La popular red social TikTok tendrá que desembolsar 400 millones de dólares al gobierno de Estados Unidos para resolver una demanda que la acusaba de violar la privacidad de menores y recopilar información de usuarios menores de trece años sin el consentimiento de sus padres. El arreglo se concretó el pasado 21 de agosto con el Departamento de Justicia, que había presentado la acción legal en 2024 contra la plataforma y su antigua casa matriz, la china ByteDance.
Según la querella del Departamento de Justicia, tanto TikTok como su predecesora Musical.ly habilitaban la creación de perfiles por parte de menores de trece años y no procedían a cerrar esas cuentas ni a borrar la información vinculada cuando los padres lo solicitaban.
Estas prácticas fueron calificadas como una transgresión a la Ley de Protección de la Privacidad del Menor en Internet, normativa que obliga a las compañías a obtener autorización de los padres antes de almacenar datos personales de usuarios menores de trece años.

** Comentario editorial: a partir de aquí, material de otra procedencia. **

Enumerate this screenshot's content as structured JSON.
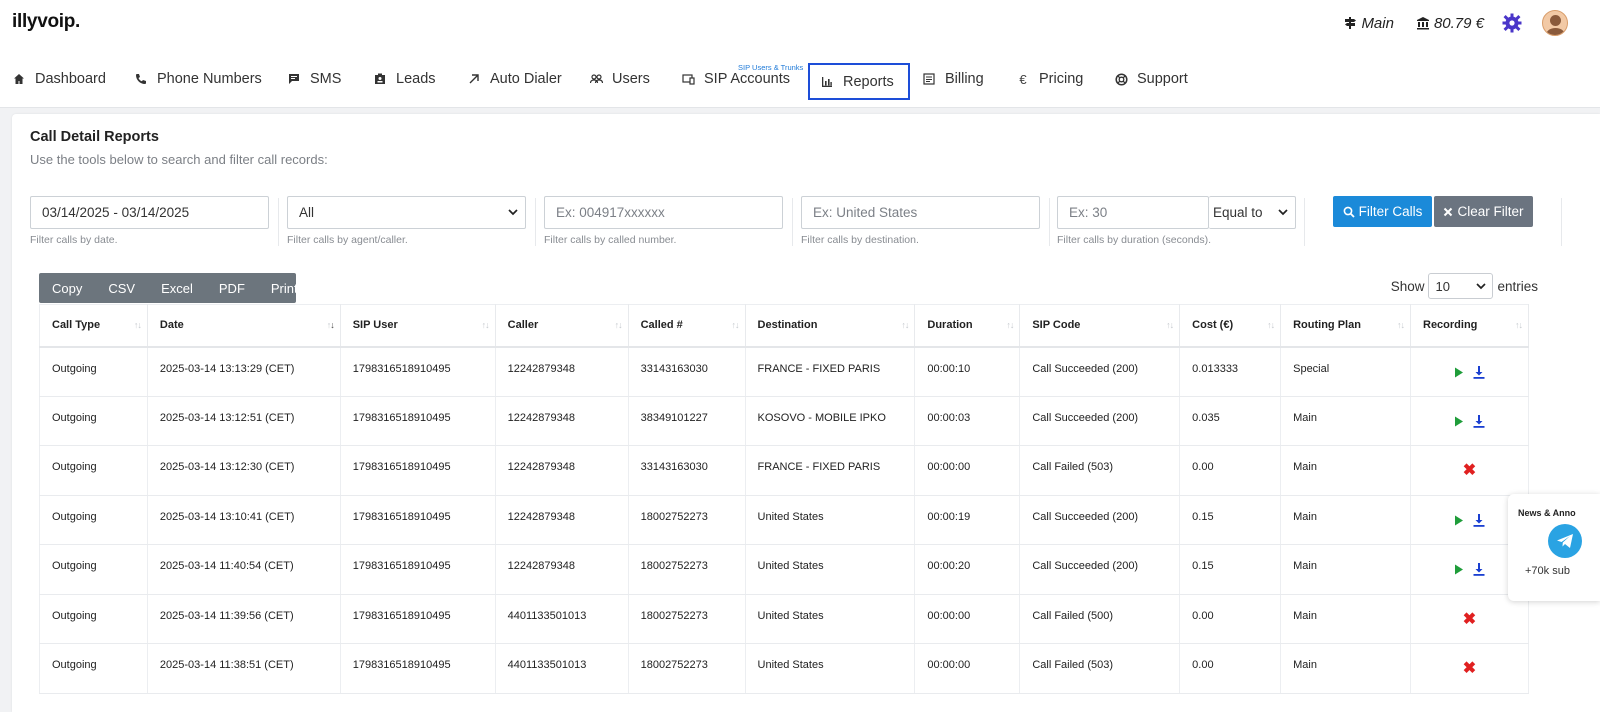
{
  "brand": {
    "logo": "illyvoip."
  },
  "account": {
    "plan": "Main",
    "balance": "80.79 €"
  },
  "nav": {
    "superscript": "SIP Users & Trunks",
    "items": [
      {
        "label": "Dashboard",
        "icon": "home-icon"
      },
      {
        "label": "Phone Numbers",
        "icon": "phone-icon"
      },
      {
        "label": "SMS",
        "icon": "sms-icon"
      },
      {
        "label": "Leads",
        "icon": "leads-icon"
      },
      {
        "label": "Auto Dialer",
        "icon": "arrow-icon"
      },
      {
        "label": "Users",
        "icon": "users-icon"
      },
      {
        "label": "SIP Accounts",
        "icon": "sip-icon"
      },
      {
        "label": "Reports",
        "icon": "chart-icon",
        "active": true
      },
      {
        "label": "Billing",
        "icon": "billing-icon"
      },
      {
        "label": "Pricing",
        "icon": "euro-icon"
      },
      {
        "label": "Support",
        "icon": "support-icon"
      }
    ]
  },
  "page": {
    "title": "Call Detail Reports",
    "subtitle": "Use the tools below to search and filter call records:"
  },
  "filters": {
    "date": {
      "value": "03/14/2025 - 03/14/2025",
      "hint": "Filter calls by date."
    },
    "agent": {
      "value": "All",
      "hint": "Filter calls by agent/caller."
    },
    "called": {
      "placeholder": "Ex: 004917xxxxxx",
      "hint": "Filter calls by called number."
    },
    "destination": {
      "placeholder": "Ex: United States",
      "hint": "Filter calls by destination."
    },
    "duration": {
      "placeholder": "Ex: 30",
      "operator": "Equal to",
      "hint": "Filter calls by duration (seconds)."
    },
    "filter_label": "Filter Calls",
    "clear_label": "Clear Filter"
  },
  "export": {
    "buttons": [
      "Copy",
      "CSV",
      "Excel",
      "PDF",
      "Print"
    ]
  },
  "length": {
    "show": "Show",
    "value": "10",
    "entries": "entries"
  },
  "table": {
    "columns": [
      "Call Type",
      "Date",
      "SIP User",
      "Caller",
      "Called #",
      "Destination",
      "Duration",
      "SIP Code",
      "Cost (€)",
      "Routing Plan",
      "Recording"
    ],
    "rows": [
      [
        "Outgoing",
        "2025-03-14 13:13:29 (CET)",
        "1798316518910495",
        "12242879348",
        "33143163030",
        "FRANCE - FIXED PARIS",
        "00:00:10",
        "Call Succeeded (200)",
        "0.013333",
        "Special",
        "play"
      ],
      [
        "Outgoing",
        "2025-03-14 13:12:51 (CET)",
        "1798316518910495",
        "12242879348",
        "38349101227",
        "KOSOVO - MOBILE IPKO",
        "00:00:03",
        "Call Succeeded (200)",
        "0.035",
        "Main",
        "play"
      ],
      [
        "Outgoing",
        "2025-03-14 13:12:30 (CET)",
        "1798316518910495",
        "12242879348",
        "33143163030",
        "FRANCE - FIXED PARIS",
        "00:00:00",
        "Call Failed (503)",
        "0.00",
        "Main",
        "fail"
      ],
      [
        "Outgoing",
        "2025-03-14 13:10:41 (CET)",
        "1798316518910495",
        "12242879348",
        "18002752273",
        "United States",
        "00:00:19",
        "Call Succeeded (200)",
        "0.15",
        "Main",
        "play"
      ],
      [
        "Outgoing",
        "2025-03-14 11:40:54 (CET)",
        "1798316518910495",
        "12242879348",
        "18002752273",
        "United States",
        "00:00:20",
        "Call Succeeded (200)",
        "0.15",
        "Main",
        "play"
      ],
      [
        "Outgoing",
        "2025-03-14 11:39:56 (CET)",
        "1798316518910495",
        "4401133501013",
        "18002752273",
        "United States",
        "00:00:00",
        "Call Failed (500)",
        "0.00",
        "Main",
        "fail"
      ],
      [
        "Outgoing",
        "2025-03-14 11:38:51 (CET)",
        "1798316518910495",
        "4401133501013",
        "18002752273",
        "United States",
        "00:00:00",
        "Call Failed (503)",
        "0.00",
        "Main",
        "fail"
      ]
    ]
  },
  "news": {
    "title": "News & Anno",
    "subs": "+70k sub"
  }
}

El convenio estipula que TikTok abonará 300 millones de dólares de inmediato y otros 100 millones una vez que se desestime la demanda contra Musical.ly. El Departamento de Justicia calificó el resultado como
“una importante victoria para los niños y los padres estadounidenses”
reafirmando que la prioridad gubernamental es proteger a los menores en el entorno digital y garantizar que las tecnológicas cumplan la ley.
Desde que se inició la demanda, TikTok aplicó modificaciones en su estructura accionaria, administración y normativas de privacidad. El Departamento de Justicia señaló que la plataforma completó procesos para elevar el cumplimiento regulatorio y fortalecer las medidas de resguardo de datos.
Según el comunicado oficial, este acuerdo no solo implica una compensación económica considerable, sino también el refuerzo de las protecciones para las familias que utilizan la aplicación.

La presión regulatoria y la venta forzada de TikTok en EE. UU.
El litigio se produjo en un ambiente de creciente presión de las autoridades hacia las grandes plataformas tecnológicas. El año pasado, la Casa Blanca forzó a ByteDance a vender su filial en Estados Unidos a un grupo de inversores locales, luego de aprobarse una ley que prohibía el control extranjero sobre la plataforma en territorio estadounidense.
El Congreso argumentó que la propiedad china de TikTok implicaba peligros de acceso a información de los ciudadanos y potencial uso para manipulación o propaganda.
El conflicto legal se resolvió cuando la Corte Suprema apoyó la postura del Gobierno. Durante unas horas, TikTok llegó a estar suspendida justo antes de la toma de posesión presidencial del 20 de enero de 2025. Posteriormente, el nuevo mandatario estadounidense dialogó con su homólogo chino y permitió la continuidad provisional de la plataforma mientras se ultimaban las negociaciones para su venta definitiva.

En marzo de este año se cerró el pacto que contemplaba un desembolso de 10.000 millones de dólares al gobierno estadounidense como parte de la transacción. Entre los nuevos dueños de la filial estadounidense figuran empresarios y compañías tecnológicas locales e internacionales, además de inversores vinculados al sector tecnológico y financiero.
Nueva estructura de propiedad y reparto de beneficios
Según los términos del acuerdo, los nuevos titulares de TikTok en Estados Unidos deberán compartir las utilidades generadas en el país con ByteDance, que mantiene un 20% de la participación accionaria pero queda fuera de la administración operativa. Esta disposición responde a la inquietud de las autoridades estadounidenses por el control y la protección de los datos personales de los usuarios de redes sociales.
Las autoridades insistieron en que el propósito central de estas medidas es garantizar el acatamiento de la ley y salvaguardar los derechos de los menores. Asimismo, advirtieron que la situación de TikTok en Estados Unidos seguirá siendo monitoreada, en un contexto donde la regulación de los datos digitales y la privacidad continúa siendo un asunto prioritario en la agenda pública y política.